Les Roches rouges / Red Rocks (Portugal, Francia, Italia, España, Qatar/2026). Guion, edicón y dirección: Bruno Dumont. Elenco: Kaylon Lancel, Kelsie Verdeilles, Louise Podolski, Mohamed Coly, Alessandro Piquera y Meryl Pires. Fotografía: Carlos Alfonso Corral. Música: Laia Torrents Carulla. Duración: 91 minutos. Estreno mundial en la Quincena de Cineastas (Función Especial seguida de una masterclass).

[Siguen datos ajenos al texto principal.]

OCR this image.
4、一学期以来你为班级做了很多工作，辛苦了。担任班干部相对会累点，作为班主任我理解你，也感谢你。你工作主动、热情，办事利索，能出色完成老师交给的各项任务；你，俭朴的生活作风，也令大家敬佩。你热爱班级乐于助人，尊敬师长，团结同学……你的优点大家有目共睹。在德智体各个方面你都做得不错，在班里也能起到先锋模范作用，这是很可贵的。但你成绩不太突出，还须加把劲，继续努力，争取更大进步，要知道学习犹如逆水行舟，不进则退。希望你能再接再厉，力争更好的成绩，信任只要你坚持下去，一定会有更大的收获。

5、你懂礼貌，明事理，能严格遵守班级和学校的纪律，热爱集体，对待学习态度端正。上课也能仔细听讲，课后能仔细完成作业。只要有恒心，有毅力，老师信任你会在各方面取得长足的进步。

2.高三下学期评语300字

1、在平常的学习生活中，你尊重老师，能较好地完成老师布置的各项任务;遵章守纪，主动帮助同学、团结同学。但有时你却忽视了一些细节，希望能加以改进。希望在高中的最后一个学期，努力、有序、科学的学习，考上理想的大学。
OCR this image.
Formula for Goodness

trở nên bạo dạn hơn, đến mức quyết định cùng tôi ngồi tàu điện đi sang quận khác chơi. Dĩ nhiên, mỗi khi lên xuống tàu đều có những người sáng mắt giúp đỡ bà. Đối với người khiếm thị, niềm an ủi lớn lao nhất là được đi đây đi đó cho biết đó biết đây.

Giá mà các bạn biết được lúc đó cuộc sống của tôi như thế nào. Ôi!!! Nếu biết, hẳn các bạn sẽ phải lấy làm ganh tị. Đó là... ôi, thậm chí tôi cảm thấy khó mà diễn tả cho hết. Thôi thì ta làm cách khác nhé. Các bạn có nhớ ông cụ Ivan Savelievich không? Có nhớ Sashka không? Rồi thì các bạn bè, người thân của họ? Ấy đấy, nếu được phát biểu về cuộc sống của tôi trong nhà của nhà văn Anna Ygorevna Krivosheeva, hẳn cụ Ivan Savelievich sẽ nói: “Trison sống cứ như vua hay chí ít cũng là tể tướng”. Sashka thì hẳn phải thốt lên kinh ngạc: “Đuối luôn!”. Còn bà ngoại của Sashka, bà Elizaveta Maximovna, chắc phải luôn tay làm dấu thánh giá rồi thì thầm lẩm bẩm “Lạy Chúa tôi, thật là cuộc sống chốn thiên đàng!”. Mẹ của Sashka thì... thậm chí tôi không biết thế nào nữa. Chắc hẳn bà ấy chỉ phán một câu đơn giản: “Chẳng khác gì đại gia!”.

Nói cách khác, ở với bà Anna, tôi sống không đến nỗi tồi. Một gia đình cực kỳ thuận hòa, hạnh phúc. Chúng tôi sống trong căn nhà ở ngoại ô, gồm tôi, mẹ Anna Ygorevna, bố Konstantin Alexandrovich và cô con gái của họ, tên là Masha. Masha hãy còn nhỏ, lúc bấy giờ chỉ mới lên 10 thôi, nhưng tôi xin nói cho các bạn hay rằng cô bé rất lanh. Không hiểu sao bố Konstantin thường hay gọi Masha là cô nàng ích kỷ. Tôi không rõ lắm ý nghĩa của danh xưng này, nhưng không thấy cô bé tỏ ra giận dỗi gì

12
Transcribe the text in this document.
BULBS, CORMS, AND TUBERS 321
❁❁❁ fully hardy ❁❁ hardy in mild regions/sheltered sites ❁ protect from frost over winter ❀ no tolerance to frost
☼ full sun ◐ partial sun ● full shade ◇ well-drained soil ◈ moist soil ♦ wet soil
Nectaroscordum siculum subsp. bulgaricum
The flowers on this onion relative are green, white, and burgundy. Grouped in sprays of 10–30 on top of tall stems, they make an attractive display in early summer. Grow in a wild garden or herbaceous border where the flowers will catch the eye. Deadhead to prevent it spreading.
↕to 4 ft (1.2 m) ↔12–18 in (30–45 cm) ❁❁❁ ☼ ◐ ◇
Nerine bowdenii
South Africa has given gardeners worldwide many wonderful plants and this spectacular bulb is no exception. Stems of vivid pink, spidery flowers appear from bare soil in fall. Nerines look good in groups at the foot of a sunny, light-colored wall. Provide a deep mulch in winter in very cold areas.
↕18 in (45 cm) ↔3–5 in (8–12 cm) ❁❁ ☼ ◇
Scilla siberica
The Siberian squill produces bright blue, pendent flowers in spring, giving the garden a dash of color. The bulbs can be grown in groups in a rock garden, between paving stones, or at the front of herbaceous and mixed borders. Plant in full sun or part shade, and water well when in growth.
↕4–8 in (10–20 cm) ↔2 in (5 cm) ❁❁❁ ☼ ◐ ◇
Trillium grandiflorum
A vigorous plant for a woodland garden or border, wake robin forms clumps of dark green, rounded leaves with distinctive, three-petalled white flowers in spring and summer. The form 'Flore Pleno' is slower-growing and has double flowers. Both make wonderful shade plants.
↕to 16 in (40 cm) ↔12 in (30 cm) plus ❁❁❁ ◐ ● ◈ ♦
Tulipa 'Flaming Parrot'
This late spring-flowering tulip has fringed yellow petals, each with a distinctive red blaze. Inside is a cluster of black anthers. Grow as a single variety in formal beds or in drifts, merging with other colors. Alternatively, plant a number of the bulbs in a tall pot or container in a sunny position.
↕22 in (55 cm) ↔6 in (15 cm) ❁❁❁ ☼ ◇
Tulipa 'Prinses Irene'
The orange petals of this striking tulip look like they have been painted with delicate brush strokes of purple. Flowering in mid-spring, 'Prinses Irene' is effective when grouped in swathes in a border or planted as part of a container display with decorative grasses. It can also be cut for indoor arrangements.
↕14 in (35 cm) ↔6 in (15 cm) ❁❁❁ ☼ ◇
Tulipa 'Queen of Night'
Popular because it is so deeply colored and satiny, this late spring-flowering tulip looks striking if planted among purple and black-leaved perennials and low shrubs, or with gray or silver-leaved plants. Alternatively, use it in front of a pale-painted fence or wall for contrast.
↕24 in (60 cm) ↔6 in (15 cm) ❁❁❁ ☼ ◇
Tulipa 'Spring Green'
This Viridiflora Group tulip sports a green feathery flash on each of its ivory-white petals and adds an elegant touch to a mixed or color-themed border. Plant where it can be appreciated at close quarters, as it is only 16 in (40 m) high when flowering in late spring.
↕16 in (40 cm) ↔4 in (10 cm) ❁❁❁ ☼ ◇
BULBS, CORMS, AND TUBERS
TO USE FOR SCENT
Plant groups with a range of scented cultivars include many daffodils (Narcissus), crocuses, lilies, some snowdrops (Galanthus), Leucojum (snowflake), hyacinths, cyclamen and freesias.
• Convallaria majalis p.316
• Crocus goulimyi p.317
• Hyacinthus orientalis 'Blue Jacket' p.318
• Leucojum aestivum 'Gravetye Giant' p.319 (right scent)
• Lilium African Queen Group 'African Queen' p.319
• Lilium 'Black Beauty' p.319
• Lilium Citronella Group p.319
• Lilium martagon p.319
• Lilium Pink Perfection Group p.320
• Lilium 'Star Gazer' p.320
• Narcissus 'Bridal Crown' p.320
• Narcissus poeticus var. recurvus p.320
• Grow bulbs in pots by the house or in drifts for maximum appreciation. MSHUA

Jean Vigo, François Truffaut, Jacques Doillon, Céline Sciamma... Con Les Roches rouges, Bruno Dumont se suma a la mejor tradición del cine francés protagonizado por niños. En este caso, son media docena de chicos de entre 5 y 10 años a los que sigue durante sus aventuras (y desventuras) veraniegas en un paradisíaco balneario de la Costa Azul que tiene un inmenso viaducto por donde pasa el tren rumbo a Italia y en cuyas costas están las montañas rojas desde las que los pequeños se lanzan al mar cual si fueran clavadistas mexicanos.
La película es contradictoria: por un lado, los pibes son pura simpatía, naturalidad y expresividad; por otro, se comportan por momentos como adultos, ya que manejan unos cuatriciclos por la ruta, tienen incipientes romances, se enfrentan al control policial y escalan hasta alturas muy peligrosas generando una sensación de vértigo y alarma en el espectador. En ese sentido, hay que entrar en los códigos que propone Dumont y verla como una proyección y una fantasía.
Buena parte del éxito de Les Roches rouges se debe a Géo (Kaylon Lancel), un niño de pelo platinado que se “roba” buena parte del film y sus primeros planos, aunque también hay mucho espacio para la coprotagonista Ève (Kelsie Verdeilles) y el resto de la pandilla: Manon (Louise Podolski) y Rouben (Mohamed Coly).
El film apuesta a la improvisación, al caos controlado, y tiene algunas zonas más ficcionales (como un ataque y una represalia) que generan algún ruido respecto de la esencia lúdica y desprejuiciada de la propuesta. También hay una escena en la que ven jugar tenis a unos adultos (uno es el abuelo de Ève) que quita más de lo que agrega. De todas formas, el corazón de Les Roches rouges pasa por esta lúdica, auténtica, cariñosa y tierna exploración del universo infantil. Un antídoto contra todos los males de este mundo.